I’m not sure what the implications are with the joke in my subtitle, but I think what the Republican Party is doing right now is certainly akin to a TPK.
This is about D&D, where sometimes there is what is called a Total Party Kill—the player characters in a given group all die. It happens, perhaps not as often as you might think, but when it does happen there is often an hour or so of shock while everyone laments their inability to survive the Dungeon Master’s challenge. And this time the Dungeon Master (DM) was me.
Between writing gigs, which is sometimes months at a time, one of the primary ways I create an income is running D&D games, as a DM. Which I am lucky enough to have a substantial reputation for doing. And a couple of weeks ago, in a grueling boss fight, my group defeated a Bheur Hag (pronounced Bear, like the critically acclaimed comedy that everyone agrees is a comedy). Unfortunately for my players, despite my being paid to be there, I was a jerk. And lo, the Bheur Hag had a whole coven.
So the boss fight ended with the boss’ sister running into the room and ripping everyone in half.
By the way, this is a Bheur Hag—
Such a vibe, right? Being ripped in half by her? And a totally chill way to make a living.
A roadmap for nightmares
Luckily my group liked me enough that they accepted the afterlife quest I presented them— half of you are fungal zombies clinging to sentience, and the other half are little soul flames flickering in a hag’s lantern, let’s see if you can get out of this pickle!
Sometimes like on my podcast, which is a different adventure from the private hag adventure, I have to plan the adventure out in such a way that there is a clear path ahead. Here is a recent map I enjoyed drawing for said podcast, Nerd Poker, as sketched by my goblin Non-Player Character (Glibbles).
And when the players took time to sit down with Glibbles, they were able to have the map filled in a bit more for them, like this—
But when there are no listeners, the players tend to take a lot more of their own notes, and as such I end up crafting the road ahead to be much more ambiguous. No time for complex maps! I only sit down and spend time on those when I need a tool for herding cats (the cats being performers with wandering attention spans). Instead, I have to sketch out a dozen different directions everyone might run to based on their interests. Though I hand them a reference document for in-world geography, in a private game I usually only have time to prepare the various combat maps they may stumble (or charge) into.
And again this “everyone died” moment happened during a gig. I was incredibly aware of the possibility that they could all resent being straight-up killed instead of conquering the enemy.
By leaving so much up to chance, the odds that everyone will be wiped from the face of the Prime Material Plane become a little higher than they would be on the podcast. So, here’s what I was able to improvise, and how, in case you wondered how to de-pickle such a situation.
Death must have weight
There's the obvious thing I could have done—have a nobody dies rule—but instead, I trusted I could improvise well enough to keep oblivion fun.
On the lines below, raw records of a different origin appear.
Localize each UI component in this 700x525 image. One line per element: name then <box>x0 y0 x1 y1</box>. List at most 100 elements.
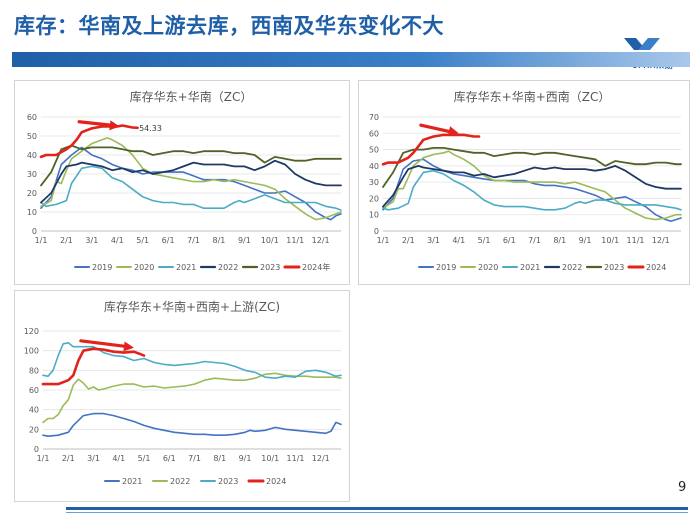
chart-2: 库存华东+华南+西南（ZC） 0 10 20 30 40 50 60 70 1/1 2/1 3/1 4/… <box>369 89 682 272</box>
x-tick-label: 6/1 <box>163 454 176 463</box>
series-line-2023 <box>42 342 342 379</box>
x-tick-label: 9/1 <box>238 236 251 245</box>
x-tick-label: 10/1 <box>261 236 279 245</box>
legend-label: 2022 <box>170 477 190 486</box>
trend-arrow-shaft <box>77 120 116 128</box>
legend-label: 2024年 <box>302 262 330 272</box>
x-tick-label: 10/1 <box>261 454 279 463</box>
x-tick-label: 2/1 <box>62 454 75 463</box>
y-tick-label: 20 <box>369 194 379 203</box>
series-line-2023 <box>382 147 682 188</box>
y-tick-label: 70 <box>369 113 379 122</box>
x-tick-label: 3/1 <box>427 236 440 245</box>
y-tick-label: 50 <box>369 146 379 155</box>
footer-rule <box>66 507 688 510</box>
legend-label: 2020 <box>478 263 498 272</box>
series-line-2019 <box>40 146 342 221</box>
series-line-2023 <box>40 144 342 187</box>
legend-label: 2020 <box>134 263 154 272</box>
x-tick-label: 6/1 <box>162 236 175 245</box>
series-line-2024 <box>381 133 481 166</box>
series-line-2022 <box>40 159 342 204</box>
x-tick-label: 11/1 <box>286 236 304 245</box>
x-tick-label: 5/1 <box>136 236 149 245</box>
x-tick-label: 12/1 <box>652 236 670 245</box>
x-tick-label: 1/1 <box>377 236 390 245</box>
y-tick-label: 0 <box>34 445 39 454</box>
trend-arrow-head <box>123 341 134 352</box>
footer-rule-thin <box>66 512 688 513</box>
x-tick-label: 7/1 <box>528 236 541 245</box>
page-number: 9 <box>678 480 687 495</box>
series-line-2024年 <box>39 124 139 159</box>
x-tick-label: 11/1 <box>627 236 645 245</box>
chart-title: 库存华东+华南+西南+上游(ZC) <box>104 299 280 314</box>
chart-title: 库存华东+华南+西南（ZC） <box>454 89 611 104</box>
y-tick-label: 120 <box>24 327 39 336</box>
chart-title: 库存华东+华南（ZC） <box>130 89 253 104</box>
y-tick-label: 60 <box>369 129 379 138</box>
trend-arrow-shaft <box>419 123 455 134</box>
trend-arrow-head <box>109 120 120 131</box>
legend-label: 2019 <box>436 263 456 272</box>
x-tick-label: 4/1 <box>112 454 125 463</box>
chart-panel-2: 库存华东+华南+西南（ZC） 0 10 20 30 40 50 60 70 1/1 2/1 3/1 4/… <box>358 80 690 285</box>
legend-label: 2024 <box>266 477 286 486</box>
y-tick-label: 0 <box>32 227 37 236</box>
legend-label: 2021 <box>520 263 540 272</box>
legend-label: 2022 <box>562 263 582 272</box>
y-tick-label: 30 <box>27 170 37 179</box>
y-tick-label: 20 <box>29 425 39 434</box>
x-tick-label: 11/1 <box>287 454 305 463</box>
chart-panel-1: 库存华东+华南（ZC） 0 10 20 30 40 50 60 1/1 2/1 3/1 4/1 5/1 6… <box>14 80 350 285</box>
y-tick-label: 0 <box>374 227 379 236</box>
y-tick-label: 80 <box>29 366 39 375</box>
y-tick-label: 50 <box>27 132 37 141</box>
x-tick-label: 5/1 <box>478 236 491 245</box>
y-tick-label: 40 <box>369 162 379 171</box>
legend-label: 2023 <box>218 477 238 486</box>
trend-arrow-head <box>447 126 459 137</box>
x-tick-label: 4/1 <box>452 236 465 245</box>
series-line-2021 <box>382 169 682 211</box>
legend-label: 2021 <box>122 477 142 486</box>
x-tick-label: 9/1 <box>579 236 592 245</box>
chart-3: 库存华东+华南+西南+上游(ZC) 0 20 40 60 80 100 120 1/1 2/1 3/… <box>24 299 342 486</box>
series-line-2021 <box>42 412 342 437</box>
x-tick-label: 3/1 <box>87 454 100 463</box>
series-line-2021 <box>40 165 342 211</box>
series-line-2020 <box>382 150 682 221</box>
series-line-2019 <box>382 158 682 222</box>
y-tick-label: 60 <box>29 386 39 395</box>
legend-label: 2022 <box>218 263 238 272</box>
y-tick-label: 100 <box>24 347 39 356</box>
x-tick-label: 10/1 <box>601 236 619 245</box>
x-tick-label: 12/1 <box>312 454 330 463</box>
legend-label: 2023 <box>604 263 624 272</box>
chart-panel-3: 库存华东+华南+西南+上游(ZC) 0 20 40 60 80 100 120 1/1 2/1 3/… <box>14 290 350 502</box>
y-tick-label: 30 <box>369 178 379 187</box>
y-tick-label: 10 <box>27 208 37 217</box>
x-tick-label: 5/1 <box>138 454 151 463</box>
x-tick-label: 1/1 <box>35 236 48 245</box>
x-tick-label: 4/1 <box>111 236 124 245</box>
series-line-2022 <box>382 165 682 208</box>
x-tick-label: 2/1 <box>402 236 415 245</box>
legend-label: 2023 <box>260 263 280 272</box>
legend-label: 2019 <box>92 263 112 272</box>
legend-label: 2021 <box>176 263 196 272</box>
x-tick-label: 12/1 <box>312 236 330 245</box>
x-tick-label: 2/1 <box>60 236 73 245</box>
series-line-2024 <box>41 347 146 386</box>
x-tick-label: 9/1 <box>239 454 252 463</box>
y-tick-label: 20 <box>27 189 37 198</box>
legend-label: 2024 <box>646 263 666 272</box>
x-tick-label: 1/1 <box>37 454 50 463</box>
x-tick-label: 3/1 <box>85 236 98 245</box>
y-tick-label: 60 <box>27 113 37 122</box>
x-tick-label: 6/1 <box>503 236 516 245</box>
chart-1: 库存华东+华南（ZC） 0 10 20 30 40 50 60 1/1 2/1 3/1 4/1 5/1 6… <box>27 89 342 272</box>
x-tick-label: 7/1 <box>187 236 200 245</box>
header-bar <box>12 52 690 67</box>
x-tick-label: 7/1 <box>188 454 201 463</box>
Judge for yourself if that was a good idea!
They all made their traditional “death saving throws”, rolls of the die to determine if they could hang onto life for the next twenty-to-forty seconds within the game. But one by one they were shredded by the hag, stunned by myconids (mushroom people) and they slipped into darkness.
They then all got to roll 100-sided die, the higher the number the more closely they would cling to their minds as they transitioned into the next “place.” Only two of the four rolled well.
So the two luckier heroes awoke to discover they were being made into myconid zombies, chained to the floor and with fungal growths piercing their own skin. They broke free of their chains to discover their other two friends as corpses.
They laid a trap in the room for the hag, who entered with the aforementioned lantern full of souls. The trap worked, and the cave’s entryway collapsed on the hag and trapped her.
Will they regain their original fungus-free forms? Will their two now rigor-mortis-dead friends be resurrected? We find out next sesh. But in the meantime I asked everyone to make a backup character and let me know who they prefer to play as going forward. The dice may continue to be unkind.